Members of the Prey Lang Community Network said yesterday that they felt hopeless after the South Korean Embassy refused to accept their petition against a South Korean company clearing their ancestral forests.
Fourteen representatives of the network, a loose affiliation of communities living in and around central Cambodia’s Prey Lang forest, traveled to Phnom Penh yesterday morning to meet with embassy officials to complain about Think Biotech.
The government granted the firm a sprawling 34,000-hectare concession in 2011 to grow timber trees. But most of it covers pre-existing forest, including four officially recognized community forests the government has given local residents for sustainable use. The communities consider parts of the forest sacred, and use them to tap resin trees, harvest honey, cultivate small farms and otherwise earn a living.
Hul Vet, one of the representatives, said a South Korean Embassy official who met with them yesterday refused to accept their petition asking for help in getting the company to stop cutting down their forests.
“He said he could not accept our petition and gave no reason,” Mr.
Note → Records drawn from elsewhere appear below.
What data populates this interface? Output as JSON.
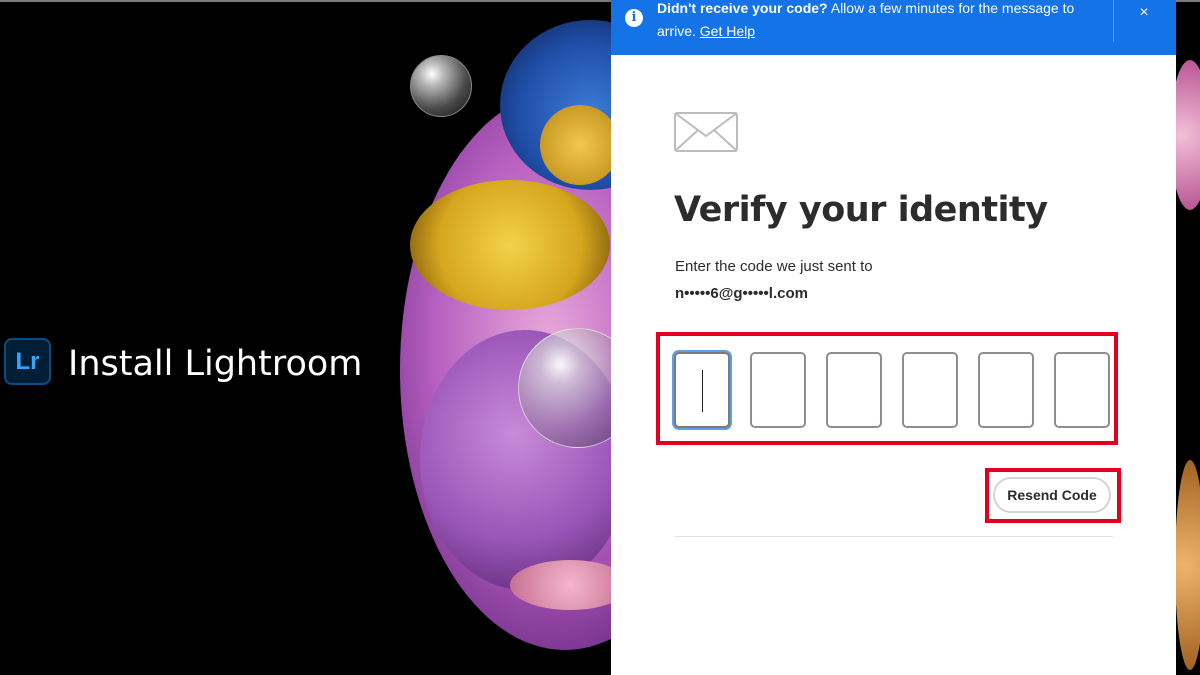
{
  "app": {
    "title": "Install Lightroom",
    "logo_text": "Lr"
  },
  "banner": {
    "message_bold": "Didn't receive your code?",
    "message_rest": " Allow a few minutes for the message to arrive. ",
    "link": "Get Help",
    "close": "×",
    "info_glyph": "i"
  },
  "dialog": {
    "heading": "Verify your identity",
    "instruction": "Enter the code we just sent to",
    "email": "n•••••6@g•••••l.com",
    "code_digits": [
      "",
      "",
      "",
      "",
      "",
      ""
    ],
    "resend_label": "Resend Code"
  },
  "icons": [
    "info-icon",
    "close-icon",
    "mail-icon",
    "lightroom-logo"
  ],
  "colors": {
    "banner": "#1473e6",
    "highlight": "#e4001b",
    "logo_bg": "#001e36",
    "logo_text": "#31a8ff"
  }
}
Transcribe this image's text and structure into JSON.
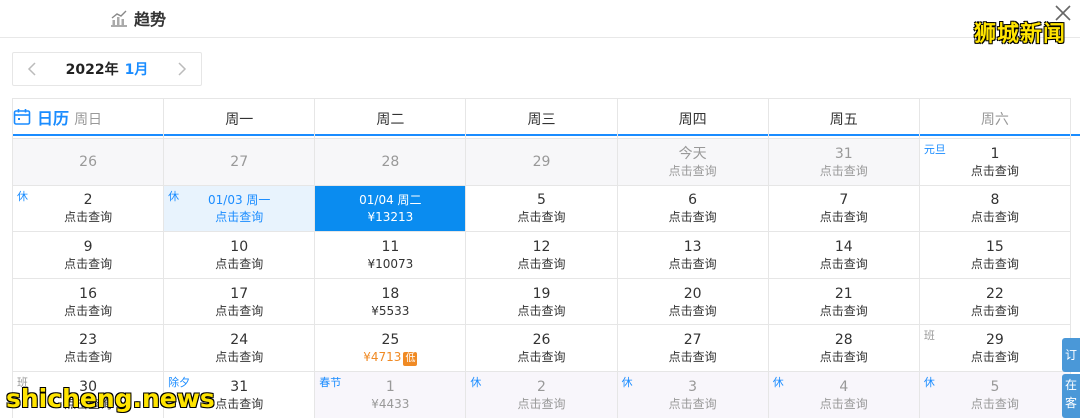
{
  "tabs": [
    {
      "label": "日历",
      "icon": "calendar-icon",
      "active": true
    },
    {
      "label": "趋势",
      "icon": "trend-chart-icon",
      "active": false
    }
  ],
  "watermark_top": "狮城新闻",
  "watermark_bottom": "shicheng.news",
  "nav": {
    "year": "2022年",
    "month": "1月"
  },
  "weekdays": [
    "周日",
    "周一",
    "周二",
    "周三",
    "周四",
    "周五",
    "周六"
  ],
  "weeks": [
    [
      {
        "num": "26",
        "sub": "",
        "state": "out"
      },
      {
        "num": "27",
        "sub": "",
        "state": "out"
      },
      {
        "num": "28",
        "sub": "",
        "state": "out"
      },
      {
        "num": "29",
        "sub": "",
        "state": "out"
      },
      {
        "num": "今天",
        "sub": "点击查询",
        "state": "out"
      },
      {
        "num": "31",
        "sub": "点击查询",
        "state": "out"
      },
      {
        "num": "1",
        "sub": "点击查询",
        "state": "normal",
        "tag": "元旦"
      }
    ],
    [
      {
        "num": "2",
        "sub": "点击查询",
        "state": "normal",
        "tag": "休"
      },
      {
        "num": "01/03 周一",
        "sub": "点击查询",
        "state": "today-sel",
        "tag": "休"
      },
      {
        "num": "01/04 周二",
        "sub": "¥13213",
        "state": "selected"
      },
      {
        "num": "5",
        "sub": "点击查询",
        "state": "normal"
      },
      {
        "num": "6",
        "sub": "点击查询",
        "state": "normal"
      },
      {
        "num": "7",
        "sub": "点击查询",
        "state": "normal"
      },
      {
        "num": "8",
        "sub": "点击查询",
        "state": "normal"
      }
    ],
    [
      {
        "num": "9",
        "sub": "点击查询",
        "state": "normal"
      },
      {
        "num": "10",
        "sub": "点击查询",
        "state": "normal"
      },
      {
        "num": "11",
        "sub": "¥10073",
        "state": "normal"
      },
      {
        "num": "12",
        "sub": "点击查询",
        "state": "normal"
      },
      {
        "num": "13",
        "sub": "点击查询",
        "state": "normal"
      },
      {
        "num": "14",
        "sub": "点击查询",
        "state": "normal"
      },
      {
        "num": "15",
        "sub": "点击查询",
        "state": "normal"
      }
    ],
    [
      {
        "num": "16",
        "sub": "点击查询",
        "state": "normal"
      },
      {
        "num": "17",
        "sub": "点击查询",
        "state": "normal"
      },
      {
        "num": "18",
        "sub": "¥5533",
        "state": "normal"
      },
      {
        "num": "19",
        "sub": "点击查询",
        "state": "normal"
      },
      {
        "num": "20",
        "sub": "点击查询",
        "state": "normal"
      },
      {
        "num": "21",
        "sub": "点击查询",
        "state": "normal"
      },
      {
        "num": "22",
        "sub": "点击查询",
        "state": "normal"
      }
    ],
    [
      {
        "num": "23",
        "sub": "点击查询",
        "state": "normal"
      },
      {
        "num": "24",
        "sub": "点击查询",
        "state": "normal"
      },
      {
        "num": "25",
        "sub": "¥4713",
        "state": "normal",
        "low": "低"
      },
      {
        "num": "26",
        "sub": "点击查询",
        "state": "normal"
      },
      {
        "num": "27",
        "sub": "点击查询",
        "state": "normal"
      },
      {
        "num": "28",
        "sub": "点击查询",
        "state": "normal"
      },
      {
        "num": "29",
        "sub": "点击查询",
        "state": "normal",
        "tag": "班",
        "tagType": "work"
      }
    ],
    [
      {
        "num": "30",
        "sub": "点击查询",
        "state": "normal",
        "tag": "班",
        "tagType": "work"
      },
      {
        "num": "31",
        "sub": "点击查询",
        "state": "normal",
        "tag": "除夕"
      },
      {
        "num": "1",
        "sub": "¥4433",
        "state": "next",
        "tag": "春节"
      },
      {
        "num": "2",
        "sub": "点击查询",
        "state": "next",
        "tag": "休"
      },
      {
        "num": "3",
        "sub": "点击查询",
        "state": "next",
        "tag": "休"
      },
      {
        "num": "4",
        "sub": "点击查询",
        "state": "next",
        "tag": "休"
      },
      {
        "num": "5",
        "sub": "点击查询",
        "state": "next",
        "tag": "休"
      }
    ]
  ],
  "side_buttons": [
    {
      "label": "订"
    },
    {
      "label": "在客"
    }
  ],
  "colors": {
    "accent": "#1a8cff",
    "selected_bg": "#0a8cf0",
    "low_price": "#f08a24"
  }
}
Vet said. “I told him it was affecting our community forests and he said, ‘We have not studied it yet; we will contact the Royal Government.’”
The official, whose name and position the petitioners did not record, also said he would contact the company, though Mr. Vet said the offer left them “hopeless.”
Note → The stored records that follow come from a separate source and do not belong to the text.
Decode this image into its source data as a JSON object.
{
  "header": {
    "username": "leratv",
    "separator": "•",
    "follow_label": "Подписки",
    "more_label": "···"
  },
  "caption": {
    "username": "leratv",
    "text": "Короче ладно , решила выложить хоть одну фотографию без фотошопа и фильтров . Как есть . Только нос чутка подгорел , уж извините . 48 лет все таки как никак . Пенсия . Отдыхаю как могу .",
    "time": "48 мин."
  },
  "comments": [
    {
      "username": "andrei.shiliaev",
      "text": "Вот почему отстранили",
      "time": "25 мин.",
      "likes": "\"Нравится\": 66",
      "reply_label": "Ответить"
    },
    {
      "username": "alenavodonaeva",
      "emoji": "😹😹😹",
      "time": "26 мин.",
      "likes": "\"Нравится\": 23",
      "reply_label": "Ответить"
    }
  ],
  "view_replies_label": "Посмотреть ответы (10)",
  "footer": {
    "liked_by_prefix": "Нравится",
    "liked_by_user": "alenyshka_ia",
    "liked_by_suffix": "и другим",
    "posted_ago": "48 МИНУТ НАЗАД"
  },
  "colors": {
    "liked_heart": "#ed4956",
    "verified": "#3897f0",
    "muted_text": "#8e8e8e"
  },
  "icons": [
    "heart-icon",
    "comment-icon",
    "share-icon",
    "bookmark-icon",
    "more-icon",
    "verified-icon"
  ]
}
The group said hundreds of families relied on the thousands of hectares the company was clearing in Kratie and Stung Treng provinces.
“When we lose our farms, we lose the income to support our families,” said Vorn Trai, who also made the trip. “Thepeople in our community are losing their jobs. When the forest is gone, how can we find resin or honey?”
The South Korean Embassy could not be reached for comment.
Senior officers for Think Biotech could not be reached either. But Kong Kan, a project officer for the company, rejected the network’s complaint.
“The company has not grabbed the people’s land,” he said. “We consider the people in those areas potential partners of the company. Our development needs the people’s participation.”
U.S. satellite data collected and analyzed by Global Forest Watch, however, show that the company clear-cut hundreds, possibly thousands, of hectares of forest on its concession in 2014 and 2015, including parts of the community forests. Similar data after 2015 is not yet available.
A spokesman for the Agriculture Ministry, which manages the country’s agribusiness concessions, could not be reached.